News Brief

PFAS Found in Paint but Not on the Ingredient List

According to the Healthy Building Network, the paint you use might contain PFAS compounds, even if they are not disclosed on the ingredient list.

Human-made “forever chemicals”—known as per- and polyfluoroalkyl substances (PFAS)—have a wide range of negative health impacts and have been found in most consumer and building products. Even with the U.S. Environmental Protection Agency (EPA) and states like Maine trying to regulate them, there are more than 10,000 PFAS compounds, and we still don’t know how many products contain them.
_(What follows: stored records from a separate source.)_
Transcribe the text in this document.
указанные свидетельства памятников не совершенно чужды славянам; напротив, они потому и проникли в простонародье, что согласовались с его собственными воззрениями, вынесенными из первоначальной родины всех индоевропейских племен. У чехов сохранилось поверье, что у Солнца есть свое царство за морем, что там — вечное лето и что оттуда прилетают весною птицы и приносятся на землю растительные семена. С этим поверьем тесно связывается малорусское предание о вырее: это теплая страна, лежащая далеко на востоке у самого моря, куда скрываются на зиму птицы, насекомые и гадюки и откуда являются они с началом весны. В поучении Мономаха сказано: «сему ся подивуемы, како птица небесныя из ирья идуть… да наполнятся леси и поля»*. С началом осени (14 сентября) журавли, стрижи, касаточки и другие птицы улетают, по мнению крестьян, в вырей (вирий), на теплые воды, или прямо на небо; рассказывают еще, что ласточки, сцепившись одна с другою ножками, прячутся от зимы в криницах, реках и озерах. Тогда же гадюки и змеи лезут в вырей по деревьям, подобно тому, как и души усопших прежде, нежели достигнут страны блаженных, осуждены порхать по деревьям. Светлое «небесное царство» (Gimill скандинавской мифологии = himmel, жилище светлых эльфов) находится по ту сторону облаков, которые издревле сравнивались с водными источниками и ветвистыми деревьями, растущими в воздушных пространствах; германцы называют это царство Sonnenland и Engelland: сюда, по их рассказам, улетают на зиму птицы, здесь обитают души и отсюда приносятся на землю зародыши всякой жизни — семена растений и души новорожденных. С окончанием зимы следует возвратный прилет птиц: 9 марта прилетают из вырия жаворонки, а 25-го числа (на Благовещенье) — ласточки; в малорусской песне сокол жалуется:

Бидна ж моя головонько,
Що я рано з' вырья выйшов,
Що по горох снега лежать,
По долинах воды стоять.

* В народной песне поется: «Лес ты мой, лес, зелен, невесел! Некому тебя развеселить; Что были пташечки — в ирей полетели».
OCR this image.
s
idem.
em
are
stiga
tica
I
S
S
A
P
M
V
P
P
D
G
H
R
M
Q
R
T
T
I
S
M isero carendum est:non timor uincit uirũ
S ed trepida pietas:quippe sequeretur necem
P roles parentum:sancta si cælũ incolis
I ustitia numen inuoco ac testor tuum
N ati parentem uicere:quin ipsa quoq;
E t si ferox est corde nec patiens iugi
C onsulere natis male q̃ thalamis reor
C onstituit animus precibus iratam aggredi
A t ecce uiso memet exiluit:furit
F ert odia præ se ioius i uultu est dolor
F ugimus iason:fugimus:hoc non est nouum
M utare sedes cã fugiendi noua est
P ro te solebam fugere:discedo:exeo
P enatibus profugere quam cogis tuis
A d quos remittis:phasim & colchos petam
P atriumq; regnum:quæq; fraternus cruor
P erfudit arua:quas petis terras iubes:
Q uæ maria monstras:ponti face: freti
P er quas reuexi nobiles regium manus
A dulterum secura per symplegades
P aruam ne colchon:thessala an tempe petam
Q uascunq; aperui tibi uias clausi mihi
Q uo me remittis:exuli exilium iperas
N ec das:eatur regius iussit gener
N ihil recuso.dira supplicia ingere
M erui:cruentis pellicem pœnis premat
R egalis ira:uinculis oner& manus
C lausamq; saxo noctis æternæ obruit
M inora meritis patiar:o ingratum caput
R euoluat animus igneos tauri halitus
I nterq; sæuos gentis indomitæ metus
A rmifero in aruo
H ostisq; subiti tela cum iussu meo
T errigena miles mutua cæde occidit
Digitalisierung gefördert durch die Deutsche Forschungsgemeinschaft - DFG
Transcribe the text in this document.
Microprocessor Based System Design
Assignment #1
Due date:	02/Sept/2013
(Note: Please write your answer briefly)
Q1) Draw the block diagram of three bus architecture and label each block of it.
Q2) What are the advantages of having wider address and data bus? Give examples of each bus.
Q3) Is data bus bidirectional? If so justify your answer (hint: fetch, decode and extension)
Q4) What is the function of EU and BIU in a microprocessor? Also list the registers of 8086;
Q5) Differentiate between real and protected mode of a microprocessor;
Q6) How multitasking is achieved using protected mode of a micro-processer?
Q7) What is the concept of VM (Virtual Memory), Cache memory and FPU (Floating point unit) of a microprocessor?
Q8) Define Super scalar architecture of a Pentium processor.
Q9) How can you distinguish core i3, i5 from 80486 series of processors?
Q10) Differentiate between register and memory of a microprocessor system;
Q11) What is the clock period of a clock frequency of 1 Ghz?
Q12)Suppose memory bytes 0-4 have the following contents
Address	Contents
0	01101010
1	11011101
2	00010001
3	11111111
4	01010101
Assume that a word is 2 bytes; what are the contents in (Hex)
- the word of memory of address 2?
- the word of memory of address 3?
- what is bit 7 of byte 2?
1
A recent report from the Healthy Building Network (HBN) adds one more product to the list of PFAS-containing products: paint.

The report states that HBN tested 94 paint samples from Sherwin-Williams, Valspar, Krylon, Benjamin Moore, Kelly Moore, PPG, Rodda, Behr, Miller, and Rust-Oleum and found that of the 94 paints, “approximately 50% had detectable levels of fluorine, an indicator of PFAS.” The individual products were not listed.

HBN speculates that the fluorine could come from paint surfactants with proprietary ingredients. The small amount of PFAS used means it does not have to be reported, avoiding standard transparency documentation and making it impossible for end users to track. The irony is that these surfactants may have been used in place of hormone-disrupting, persistent alkylphenol ethoxylate (APE) surfactants in a classic case of a “regrettable substitution.”

The report serves as a call to action to keep holding manufacturers accountable for the chemicals they put in our building products and consumer goods.